Google’s Google’s Q1 earnings are out, and the verdict isn’t good. While its revenues and profits are up by 27% and 15% respectively, its earnings per share didn’t meet Wall Street expectations. Google’s stock price has taken a beating in after hours trading as a result.
That’s not the only thing hidden in Google’s earnings, though. The numbers tell a deeper story about the search giant’s priorities and its biggest challenges. There are surprising jumps in Google’s R&D, stock-based compensation and marketing expenses. Why are all of these expenses on the rise?
To answer that question, let’s dive into the numbers. Here are some takeaways from Google’s Q1 earnings:
1. The talent wars are taking their toll on Google
One of the biggest increases in Google’s Q1 financials was the rise in stock-based compensation expenses. In Q1 2010, Google doled out $291 million in stock options and bonuses. In Q1 2011, that number rose 48% to $432 million.
We know that Google’s been working overtime to retain its current employees, as well as expand its current workforce. Last year, Google gave everyone a 10% raise and a $1,000 bonus. But that hasn’t been enough to stop Facebook, Twitter and others from raiding its talent. Google’s even reportedly making massive counteroffers of $50+ million to keep its top employees from jumping ship.
The lack of engineers to meet the high demand in Silicon Valley has created a war for talent between the world’s top tech companies and the thousands of startups in the Bay Area.
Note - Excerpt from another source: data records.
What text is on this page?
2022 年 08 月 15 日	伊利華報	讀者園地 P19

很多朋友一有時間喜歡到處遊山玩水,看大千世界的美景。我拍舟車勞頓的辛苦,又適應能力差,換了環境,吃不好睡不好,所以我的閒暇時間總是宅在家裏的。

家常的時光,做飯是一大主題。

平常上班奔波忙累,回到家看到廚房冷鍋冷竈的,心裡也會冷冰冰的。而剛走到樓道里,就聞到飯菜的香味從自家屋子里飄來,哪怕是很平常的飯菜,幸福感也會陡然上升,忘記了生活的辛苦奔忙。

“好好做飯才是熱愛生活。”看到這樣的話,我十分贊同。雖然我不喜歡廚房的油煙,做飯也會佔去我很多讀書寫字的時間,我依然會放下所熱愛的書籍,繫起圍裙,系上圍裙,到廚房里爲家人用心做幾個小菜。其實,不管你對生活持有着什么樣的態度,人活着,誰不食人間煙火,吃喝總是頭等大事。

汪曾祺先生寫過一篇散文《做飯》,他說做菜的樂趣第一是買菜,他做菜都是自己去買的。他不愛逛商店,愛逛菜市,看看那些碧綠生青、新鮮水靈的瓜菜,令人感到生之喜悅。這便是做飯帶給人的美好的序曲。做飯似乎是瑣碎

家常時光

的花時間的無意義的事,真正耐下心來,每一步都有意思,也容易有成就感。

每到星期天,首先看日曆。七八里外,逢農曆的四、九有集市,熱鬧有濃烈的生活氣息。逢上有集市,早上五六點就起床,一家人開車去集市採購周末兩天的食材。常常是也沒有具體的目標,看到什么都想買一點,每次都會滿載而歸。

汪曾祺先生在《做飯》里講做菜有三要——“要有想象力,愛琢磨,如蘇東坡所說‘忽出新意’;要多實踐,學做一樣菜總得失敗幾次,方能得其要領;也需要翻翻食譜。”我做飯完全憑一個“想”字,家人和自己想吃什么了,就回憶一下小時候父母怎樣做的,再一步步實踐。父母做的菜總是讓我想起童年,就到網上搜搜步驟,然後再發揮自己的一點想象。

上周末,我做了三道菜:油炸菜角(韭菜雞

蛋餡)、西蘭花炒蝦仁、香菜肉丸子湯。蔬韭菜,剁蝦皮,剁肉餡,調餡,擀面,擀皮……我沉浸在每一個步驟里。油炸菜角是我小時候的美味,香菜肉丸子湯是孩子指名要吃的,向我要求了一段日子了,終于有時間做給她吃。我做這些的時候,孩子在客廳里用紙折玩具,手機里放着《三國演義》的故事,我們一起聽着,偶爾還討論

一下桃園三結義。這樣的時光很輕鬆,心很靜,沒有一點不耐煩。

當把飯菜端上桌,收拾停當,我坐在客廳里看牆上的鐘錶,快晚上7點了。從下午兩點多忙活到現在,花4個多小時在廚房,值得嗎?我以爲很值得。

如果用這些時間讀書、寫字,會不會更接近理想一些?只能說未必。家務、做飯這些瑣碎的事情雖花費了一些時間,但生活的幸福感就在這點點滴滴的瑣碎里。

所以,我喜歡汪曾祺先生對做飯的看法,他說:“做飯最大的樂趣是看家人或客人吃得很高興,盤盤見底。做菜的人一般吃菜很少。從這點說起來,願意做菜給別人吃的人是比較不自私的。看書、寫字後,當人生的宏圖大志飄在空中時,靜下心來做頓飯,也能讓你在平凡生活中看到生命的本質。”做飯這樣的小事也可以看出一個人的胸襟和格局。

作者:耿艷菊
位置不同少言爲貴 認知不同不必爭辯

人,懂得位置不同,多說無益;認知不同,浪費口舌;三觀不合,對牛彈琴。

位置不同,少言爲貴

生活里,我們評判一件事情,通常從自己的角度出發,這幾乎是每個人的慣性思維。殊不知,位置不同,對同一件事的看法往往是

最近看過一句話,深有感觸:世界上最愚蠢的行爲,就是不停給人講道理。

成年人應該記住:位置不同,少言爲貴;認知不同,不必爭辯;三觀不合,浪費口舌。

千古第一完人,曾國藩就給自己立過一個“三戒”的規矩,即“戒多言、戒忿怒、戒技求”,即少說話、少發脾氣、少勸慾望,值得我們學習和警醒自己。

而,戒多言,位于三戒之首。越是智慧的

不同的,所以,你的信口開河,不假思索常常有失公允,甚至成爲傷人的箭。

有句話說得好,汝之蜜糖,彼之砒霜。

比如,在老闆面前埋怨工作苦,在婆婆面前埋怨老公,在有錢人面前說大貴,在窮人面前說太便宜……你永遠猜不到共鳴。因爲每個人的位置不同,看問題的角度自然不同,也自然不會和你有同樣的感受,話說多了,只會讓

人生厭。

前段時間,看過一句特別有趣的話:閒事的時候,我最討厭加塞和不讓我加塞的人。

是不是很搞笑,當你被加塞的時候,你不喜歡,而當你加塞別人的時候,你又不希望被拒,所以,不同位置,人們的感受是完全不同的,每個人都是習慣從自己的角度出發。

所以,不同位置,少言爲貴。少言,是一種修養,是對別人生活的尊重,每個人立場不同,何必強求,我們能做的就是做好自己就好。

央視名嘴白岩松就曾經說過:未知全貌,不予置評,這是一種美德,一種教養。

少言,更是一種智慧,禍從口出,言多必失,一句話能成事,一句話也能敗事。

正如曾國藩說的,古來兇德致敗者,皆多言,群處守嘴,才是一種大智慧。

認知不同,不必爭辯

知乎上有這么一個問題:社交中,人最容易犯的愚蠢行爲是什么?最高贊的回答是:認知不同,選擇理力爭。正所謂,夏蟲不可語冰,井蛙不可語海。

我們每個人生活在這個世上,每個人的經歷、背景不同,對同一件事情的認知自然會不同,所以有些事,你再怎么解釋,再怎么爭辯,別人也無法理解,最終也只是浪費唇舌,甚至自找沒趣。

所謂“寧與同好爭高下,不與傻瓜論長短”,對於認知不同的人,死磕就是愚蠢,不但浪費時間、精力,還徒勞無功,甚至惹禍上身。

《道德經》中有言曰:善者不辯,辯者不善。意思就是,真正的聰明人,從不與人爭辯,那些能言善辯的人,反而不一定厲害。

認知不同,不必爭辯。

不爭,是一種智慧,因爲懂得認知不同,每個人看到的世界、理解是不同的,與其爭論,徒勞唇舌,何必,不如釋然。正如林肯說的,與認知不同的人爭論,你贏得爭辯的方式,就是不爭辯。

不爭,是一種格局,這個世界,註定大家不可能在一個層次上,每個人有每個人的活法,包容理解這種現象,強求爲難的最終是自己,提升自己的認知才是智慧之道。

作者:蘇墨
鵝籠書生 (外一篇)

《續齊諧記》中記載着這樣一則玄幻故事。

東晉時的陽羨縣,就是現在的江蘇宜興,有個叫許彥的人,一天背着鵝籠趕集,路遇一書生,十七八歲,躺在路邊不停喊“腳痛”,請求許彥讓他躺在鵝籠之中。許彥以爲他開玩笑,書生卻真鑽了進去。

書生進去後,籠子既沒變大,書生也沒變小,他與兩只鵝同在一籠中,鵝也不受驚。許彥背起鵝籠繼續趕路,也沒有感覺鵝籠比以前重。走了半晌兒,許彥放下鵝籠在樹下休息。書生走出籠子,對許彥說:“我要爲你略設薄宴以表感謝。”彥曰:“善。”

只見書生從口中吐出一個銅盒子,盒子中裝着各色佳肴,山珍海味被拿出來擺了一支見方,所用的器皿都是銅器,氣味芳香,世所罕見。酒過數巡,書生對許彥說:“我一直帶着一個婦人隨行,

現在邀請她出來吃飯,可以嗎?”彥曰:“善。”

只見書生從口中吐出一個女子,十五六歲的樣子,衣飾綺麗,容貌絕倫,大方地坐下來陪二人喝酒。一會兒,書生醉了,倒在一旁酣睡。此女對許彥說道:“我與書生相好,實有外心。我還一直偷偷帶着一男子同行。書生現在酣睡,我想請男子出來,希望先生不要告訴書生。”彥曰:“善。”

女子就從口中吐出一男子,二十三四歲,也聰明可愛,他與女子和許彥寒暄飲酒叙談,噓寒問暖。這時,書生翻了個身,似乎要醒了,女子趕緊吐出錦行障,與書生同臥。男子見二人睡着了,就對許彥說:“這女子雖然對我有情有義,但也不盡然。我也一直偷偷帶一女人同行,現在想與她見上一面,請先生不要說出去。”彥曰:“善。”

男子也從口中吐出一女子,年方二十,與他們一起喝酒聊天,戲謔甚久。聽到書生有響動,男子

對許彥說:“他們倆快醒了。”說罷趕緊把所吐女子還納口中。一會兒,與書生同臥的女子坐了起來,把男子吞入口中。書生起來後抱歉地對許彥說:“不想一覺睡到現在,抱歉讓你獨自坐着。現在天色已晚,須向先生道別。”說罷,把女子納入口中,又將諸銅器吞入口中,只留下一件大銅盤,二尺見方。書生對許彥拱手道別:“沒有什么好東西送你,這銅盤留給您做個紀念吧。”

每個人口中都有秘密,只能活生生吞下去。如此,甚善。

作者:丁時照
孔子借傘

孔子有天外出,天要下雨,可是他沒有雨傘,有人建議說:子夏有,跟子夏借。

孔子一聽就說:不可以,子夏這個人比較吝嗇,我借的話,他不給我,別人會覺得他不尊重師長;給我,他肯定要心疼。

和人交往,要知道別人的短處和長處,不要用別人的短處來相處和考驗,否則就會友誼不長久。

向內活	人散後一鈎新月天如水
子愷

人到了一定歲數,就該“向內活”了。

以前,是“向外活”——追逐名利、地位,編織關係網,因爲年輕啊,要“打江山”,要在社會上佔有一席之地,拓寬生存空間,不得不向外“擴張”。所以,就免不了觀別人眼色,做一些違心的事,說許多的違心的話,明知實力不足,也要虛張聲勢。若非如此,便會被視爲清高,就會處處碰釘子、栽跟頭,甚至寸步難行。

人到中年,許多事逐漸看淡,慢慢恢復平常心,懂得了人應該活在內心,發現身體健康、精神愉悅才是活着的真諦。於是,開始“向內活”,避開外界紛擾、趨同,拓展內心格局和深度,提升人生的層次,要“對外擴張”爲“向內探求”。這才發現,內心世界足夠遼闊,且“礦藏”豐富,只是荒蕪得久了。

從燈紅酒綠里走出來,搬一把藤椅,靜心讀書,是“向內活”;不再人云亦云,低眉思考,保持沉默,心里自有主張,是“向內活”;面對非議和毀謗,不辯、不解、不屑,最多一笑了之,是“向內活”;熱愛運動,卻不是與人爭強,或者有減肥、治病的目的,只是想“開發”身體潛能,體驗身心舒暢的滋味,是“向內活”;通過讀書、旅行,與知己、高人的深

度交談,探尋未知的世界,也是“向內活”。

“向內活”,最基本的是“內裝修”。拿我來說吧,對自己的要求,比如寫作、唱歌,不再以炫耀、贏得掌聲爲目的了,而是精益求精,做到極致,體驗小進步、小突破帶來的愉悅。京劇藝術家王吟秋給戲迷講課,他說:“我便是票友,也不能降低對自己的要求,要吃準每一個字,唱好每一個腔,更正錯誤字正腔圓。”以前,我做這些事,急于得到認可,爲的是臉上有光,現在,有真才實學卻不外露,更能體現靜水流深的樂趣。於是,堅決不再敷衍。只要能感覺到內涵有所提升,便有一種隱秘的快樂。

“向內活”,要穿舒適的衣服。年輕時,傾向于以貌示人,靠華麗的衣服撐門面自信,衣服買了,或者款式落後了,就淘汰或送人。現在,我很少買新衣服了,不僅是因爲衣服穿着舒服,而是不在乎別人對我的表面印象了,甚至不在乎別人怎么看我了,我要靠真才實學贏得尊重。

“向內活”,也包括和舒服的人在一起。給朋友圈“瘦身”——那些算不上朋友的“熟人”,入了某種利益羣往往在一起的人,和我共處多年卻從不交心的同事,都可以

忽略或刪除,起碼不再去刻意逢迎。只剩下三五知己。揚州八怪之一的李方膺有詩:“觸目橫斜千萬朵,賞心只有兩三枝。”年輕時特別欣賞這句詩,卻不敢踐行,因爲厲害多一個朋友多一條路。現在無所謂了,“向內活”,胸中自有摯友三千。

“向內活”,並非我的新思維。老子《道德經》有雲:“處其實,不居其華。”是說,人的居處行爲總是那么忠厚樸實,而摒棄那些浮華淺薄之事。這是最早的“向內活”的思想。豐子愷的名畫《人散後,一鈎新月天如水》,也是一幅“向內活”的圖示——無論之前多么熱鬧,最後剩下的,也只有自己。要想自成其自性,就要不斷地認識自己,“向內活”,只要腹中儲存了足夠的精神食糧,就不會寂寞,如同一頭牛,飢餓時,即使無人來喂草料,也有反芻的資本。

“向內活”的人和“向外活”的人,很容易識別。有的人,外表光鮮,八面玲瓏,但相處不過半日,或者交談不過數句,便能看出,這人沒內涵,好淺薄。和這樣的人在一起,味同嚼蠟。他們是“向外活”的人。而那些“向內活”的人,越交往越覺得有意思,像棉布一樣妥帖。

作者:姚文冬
The result is that Google has to pay more for talent, and it’s going to get worse.
Prediction: the $432 million it spent in Q1 will be nothing compared to what it spends in Q4 this year.
2. R&D is way up, but why?
Google spent a lot of money on R&D this quarter. In Q1 2010, Google spent $818 million on R&D ($627 million if you remove stock-based compensation). In Q1 2011, that number jumped by a whopping $408 million to $1.23 billion ($989 million sans stock-based compensation).
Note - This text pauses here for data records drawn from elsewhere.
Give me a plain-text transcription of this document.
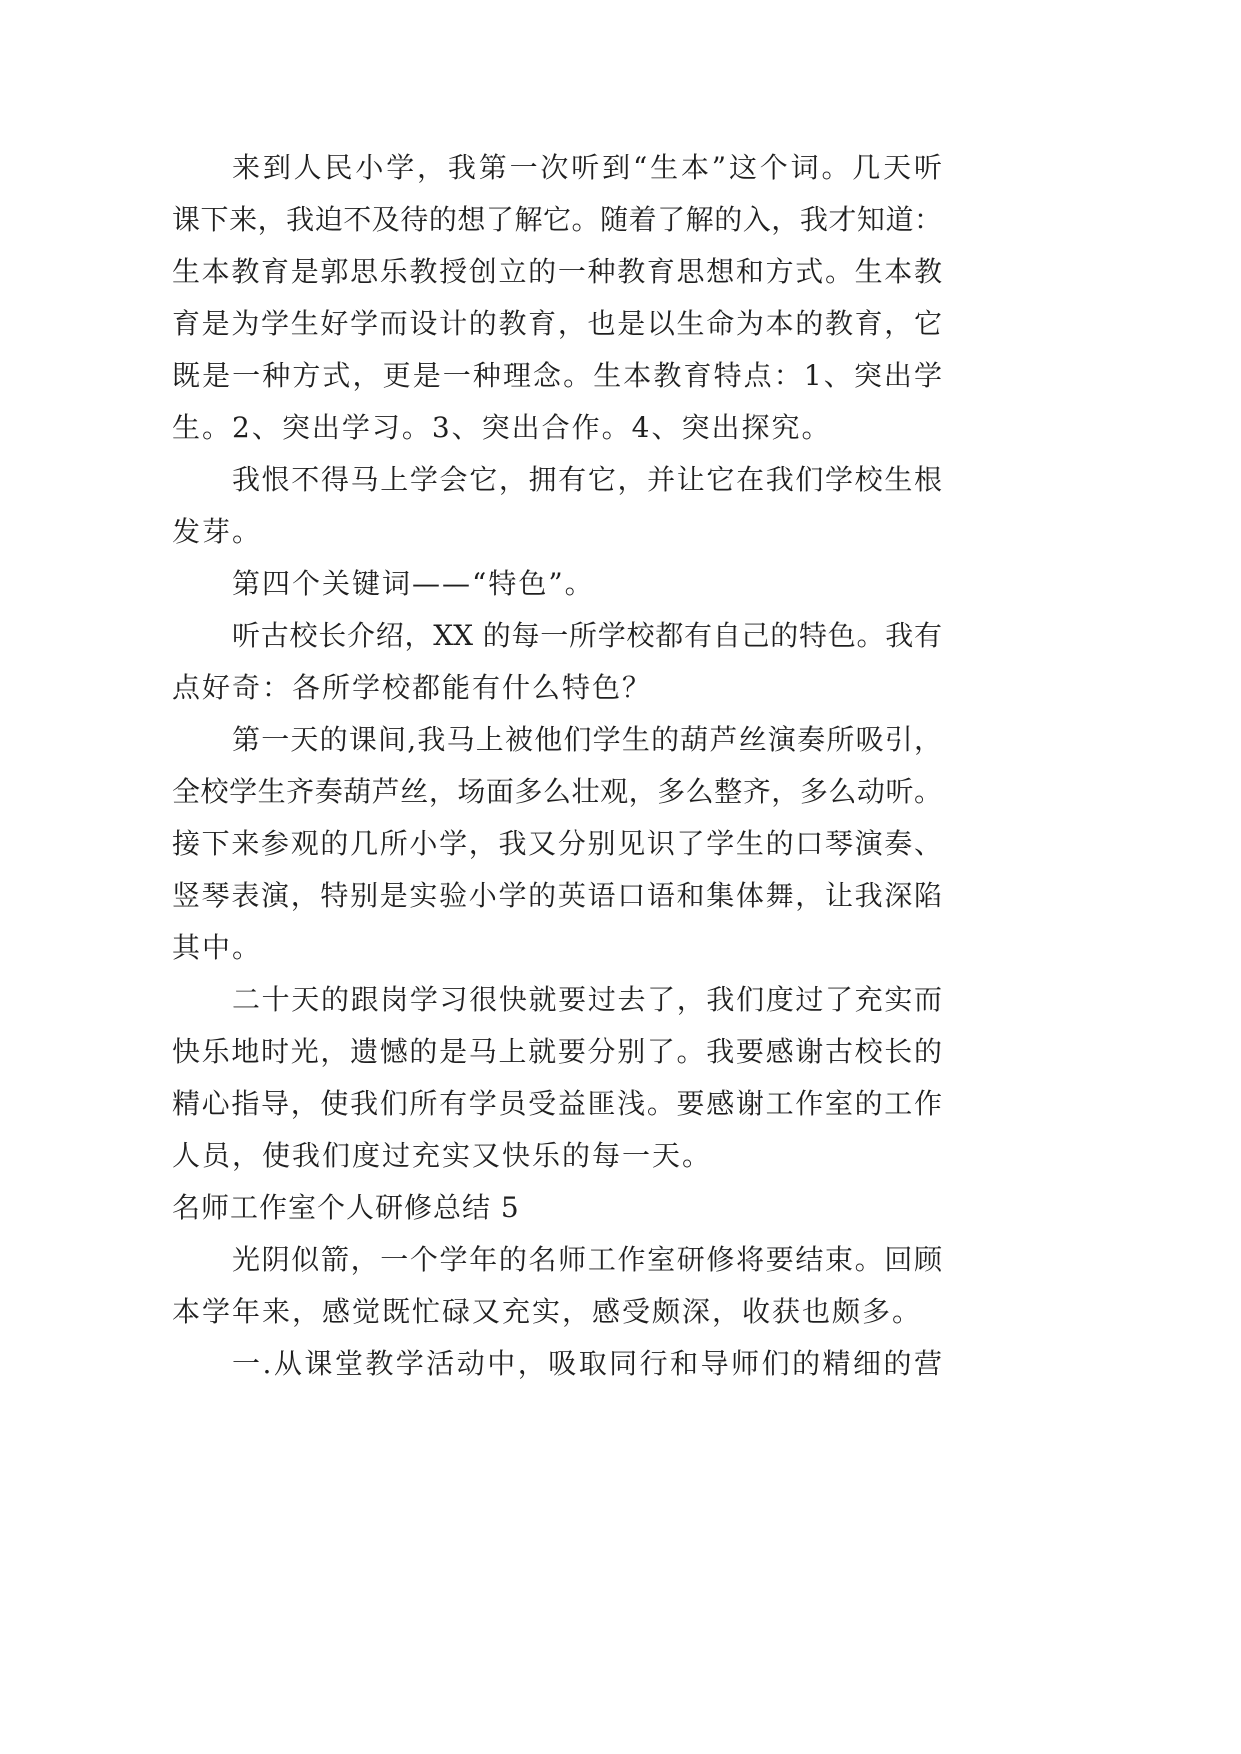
来到人民小学，我第一次听到“生本”这个词。几天听
课下来，我迫不及待的想了解它。随着了解的入，我才知道：
生本教育是郭思乐教授创立的一种教育思想和方式。生本教
育是为学生好学而设计的教育，也是以生命为本的教育，它
既是一种方式，更是一种理念。生本教育特点：1、突出学
生。2、突出学习。3、突出合作。4、突出探究。
我恨不得马上学会它，拥有它，并让它在我们学校生根
发芽。
第四个关键词——“特色”。
听古校长介绍，XX 的每一所学校都有自己的特色。我有
点好奇：各所学校都能有什么特色？
第一天的课间,我马上被他们学生的葫芦丝演奏所吸引，
全校学生齐奏葫芦丝，场面多么壮观，多么整齐，多么动听。
接下来参观的几所小学，我又分别见识了学生的口琴演奏、
竖琴表演，特别是实验小学的英语口语和集体舞，让我深陷
其中。
二十天的跟岗学习很快就要过去了，我们度过了充实而
快乐地时光，遗憾的是马上就要分别了。我要感谢古校长的
精心指导，使我们所有学员受益匪浅。要感谢工作室的工作
人员，使我们度过充实又快乐的每一天。
名师工作室个人研修总结 5
光阴似箭，一个学年的名师工作室研修将要结束。回顾
本学年来，感觉既忙碌又充实，感受颇深，收获也颇多。
一.从课堂教学活动中，吸取同行和导师们的精细的营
So what caused the dramatic rise in research and development? While Google declined to break down its R&D line items, we assume it looks something like this:
1) Social
2) Social
3) Social
It’s no secret Google has a poor track record on social media. While YouTube has turned into a strong property, Google Buzz was one of 2010′s biggest tech flops. It’s been developing products like +1 and advanced social search, but none of these projects have been enough to fight off the Facebook threat.
Social media success is so important to the company that bonuses are now tied to Google’s social media success.
We’re sure there are other factors contributing to this quarter’s inflated R&D budget (Android, Chrome), but we bet social is a major contributing factor.
3. Google’s flexing its marketing muscle
In Q1 2006, Google spent $191 million on sales and marketing. In Q1 2010, that number was $607 million. In Q1 2011, that number skyrocketed to $1.03 billion –that’s a shocking increase of 69% in just one year.
What is Google spending all that money on? During today’s earning call, CFO Patrick Pichette defended the $1+ billion rise in operational expenses. One thing he pointed out: Google’s increased spending has made Android a dominant mobile platform. 350,000 Android devices are now being activated every day. There’s a reason why people are predicting Android could own half of the smartphone market by 2015.
We’ve seen an increase in Google’s marketing efforts over the last few years, and that’s reflected in the spending. Android has been the big beneficiary, but Chrome has gotten some the spotlight as well. SVP Jeff Huber said on today’s call that 40% of Chrome’s 120 million users came from its marketing efforts.
For years, Google spurned traditional marketing, but in competitive markets like search and mobile, it simply needed to pony up the cash to get the word out about its products. The investment seems to be paying off so far.
4. Google’s in very good shape
Google’s stock may be taking a beating right now (the stock is down ~5.5% in after hours trading), but overall Google’s doing just fine. Revenue is up 27% and profits are up 15%, despite the big increase in spending. Those are solid metrics that point in the right direction.
The big increase in operational spending is something to worry about, but most of those investments are in marketing, R&D and personnel — the types of investments that typically pay off through better products. It would be a different story if the increases were coming from operational inefficiencies or a bloated staff, but neither seem to be the case.
The bottom line is that Google’s revenues are growing, and that trend doesn’t show any sign of changing.